Karen Tumlin, legal director at the National Immigration Law Center, said in a statement that “This reported guidance would slam the door shut on so many who have waited for months or years to be reunited with their families. Those engaged to be married, for example, have been cruelly left out. This reported guidance should leave no doubt that the Trump administration will exploit any opportunity to advance its xenophobic agenda.”

David Leopold, an immigration attorney and former president of the American Immigration Lawyers Association, said he believes the administration has invited more litigation.

The way the administration plans to apply the travel ban now essentially “violates the Supreme Court’s order in letter and spirit,” he said.

“It looks like the Trump administration intends to apply the travel ban well beyond the limited scope set by the Supreme Court by offering a very narrow and unduly restrictive interpretation of ‘bona fide’ family relationship,” he explained in a blog post. “The vagueness of the language allows for a broader interpretation than what the Trump administration has promulgated — and must be litigated.”

The vagueness of SCOTUS’ wording plays in the Trump administration’s favor, David Beir, an immigration policy analyst at the Cato Institute’s Center for Global Liberty and Prosperity, told CNN.

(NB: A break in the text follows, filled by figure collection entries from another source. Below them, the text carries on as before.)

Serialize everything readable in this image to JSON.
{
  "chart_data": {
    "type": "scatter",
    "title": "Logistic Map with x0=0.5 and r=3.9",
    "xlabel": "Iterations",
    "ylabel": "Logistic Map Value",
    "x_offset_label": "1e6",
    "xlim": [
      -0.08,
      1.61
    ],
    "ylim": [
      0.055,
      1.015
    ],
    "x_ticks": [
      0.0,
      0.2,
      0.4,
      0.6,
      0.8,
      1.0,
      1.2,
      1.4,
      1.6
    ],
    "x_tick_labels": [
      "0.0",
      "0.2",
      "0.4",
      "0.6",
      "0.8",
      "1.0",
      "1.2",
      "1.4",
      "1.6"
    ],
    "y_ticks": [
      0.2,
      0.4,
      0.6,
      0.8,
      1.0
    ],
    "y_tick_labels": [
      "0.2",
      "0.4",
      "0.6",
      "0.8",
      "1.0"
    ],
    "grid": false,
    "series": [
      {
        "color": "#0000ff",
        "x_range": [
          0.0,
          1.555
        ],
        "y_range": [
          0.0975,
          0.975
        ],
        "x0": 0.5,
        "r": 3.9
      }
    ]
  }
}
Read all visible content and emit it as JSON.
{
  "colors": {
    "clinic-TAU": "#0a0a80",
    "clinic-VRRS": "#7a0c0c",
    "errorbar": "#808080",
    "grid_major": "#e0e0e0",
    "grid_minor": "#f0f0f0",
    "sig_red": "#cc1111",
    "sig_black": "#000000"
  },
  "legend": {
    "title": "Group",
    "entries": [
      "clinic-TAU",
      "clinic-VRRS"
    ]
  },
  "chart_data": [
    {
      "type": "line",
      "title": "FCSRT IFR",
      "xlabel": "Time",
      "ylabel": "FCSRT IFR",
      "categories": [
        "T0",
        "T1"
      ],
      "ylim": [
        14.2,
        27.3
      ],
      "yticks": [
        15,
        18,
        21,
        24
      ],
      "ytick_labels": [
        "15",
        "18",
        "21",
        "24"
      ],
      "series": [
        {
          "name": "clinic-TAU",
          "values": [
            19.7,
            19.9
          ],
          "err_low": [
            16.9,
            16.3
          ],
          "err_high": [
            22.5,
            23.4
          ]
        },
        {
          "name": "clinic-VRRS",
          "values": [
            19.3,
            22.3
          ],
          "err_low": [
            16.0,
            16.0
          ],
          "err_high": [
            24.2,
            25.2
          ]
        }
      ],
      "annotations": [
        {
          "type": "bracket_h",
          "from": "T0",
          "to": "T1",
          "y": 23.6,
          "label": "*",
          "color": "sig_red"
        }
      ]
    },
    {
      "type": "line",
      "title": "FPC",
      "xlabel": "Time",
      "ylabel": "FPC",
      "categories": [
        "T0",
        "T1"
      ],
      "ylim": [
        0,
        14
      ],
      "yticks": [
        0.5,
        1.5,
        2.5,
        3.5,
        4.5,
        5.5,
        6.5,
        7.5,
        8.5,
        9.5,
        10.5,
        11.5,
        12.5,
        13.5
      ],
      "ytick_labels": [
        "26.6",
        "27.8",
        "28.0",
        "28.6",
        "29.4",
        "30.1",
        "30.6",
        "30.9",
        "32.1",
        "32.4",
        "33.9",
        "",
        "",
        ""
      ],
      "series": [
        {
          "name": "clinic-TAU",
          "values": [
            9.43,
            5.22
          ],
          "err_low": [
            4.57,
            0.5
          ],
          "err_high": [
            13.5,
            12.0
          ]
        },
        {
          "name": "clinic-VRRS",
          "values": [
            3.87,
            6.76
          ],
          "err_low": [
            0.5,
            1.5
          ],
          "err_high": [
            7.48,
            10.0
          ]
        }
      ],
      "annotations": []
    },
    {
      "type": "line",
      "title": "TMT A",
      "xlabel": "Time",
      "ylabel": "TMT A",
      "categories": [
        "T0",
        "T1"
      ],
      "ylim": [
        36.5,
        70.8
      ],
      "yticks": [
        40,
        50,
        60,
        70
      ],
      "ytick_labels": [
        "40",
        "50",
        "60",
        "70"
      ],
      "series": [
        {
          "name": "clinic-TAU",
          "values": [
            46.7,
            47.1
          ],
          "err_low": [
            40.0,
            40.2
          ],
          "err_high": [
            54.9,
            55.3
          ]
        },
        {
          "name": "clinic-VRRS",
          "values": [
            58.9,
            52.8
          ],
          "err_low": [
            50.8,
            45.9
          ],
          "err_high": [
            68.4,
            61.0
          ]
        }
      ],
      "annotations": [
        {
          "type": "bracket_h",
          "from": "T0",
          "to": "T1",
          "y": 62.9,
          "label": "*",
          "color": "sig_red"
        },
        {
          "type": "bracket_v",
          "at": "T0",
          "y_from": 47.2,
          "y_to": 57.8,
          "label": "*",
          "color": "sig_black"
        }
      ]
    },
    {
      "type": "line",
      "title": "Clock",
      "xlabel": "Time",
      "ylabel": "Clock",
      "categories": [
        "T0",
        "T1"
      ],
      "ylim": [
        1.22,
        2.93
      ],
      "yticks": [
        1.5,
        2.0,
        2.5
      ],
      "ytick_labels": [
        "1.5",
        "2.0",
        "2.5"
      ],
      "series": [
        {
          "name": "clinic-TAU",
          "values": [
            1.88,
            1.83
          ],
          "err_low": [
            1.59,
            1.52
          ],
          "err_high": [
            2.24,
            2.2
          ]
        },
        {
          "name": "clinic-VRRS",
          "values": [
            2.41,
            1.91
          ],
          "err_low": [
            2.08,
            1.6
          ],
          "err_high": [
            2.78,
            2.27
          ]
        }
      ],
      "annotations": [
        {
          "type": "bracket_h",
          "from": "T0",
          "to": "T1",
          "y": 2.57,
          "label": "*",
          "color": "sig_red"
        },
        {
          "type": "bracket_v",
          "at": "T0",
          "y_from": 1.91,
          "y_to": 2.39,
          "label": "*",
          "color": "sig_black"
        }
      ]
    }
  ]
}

“The reality is the Supreme Court didn’t provide anything other than a general statement for President Donald Trump (and his administration) to go off of,” Beir said. “So as long as he appears to be acting in good faith in order to implement this order … he is probably going to be within his rights to do so as a Supreme Court has given him those powers now.”

Advocacy groups such as Amnesty International plan to send researchers to US airports, such as Dulles International Airport and John F. Kennedy Airport on Thursday, to monitor developments and observe implementation of the ban in case any disputes arise.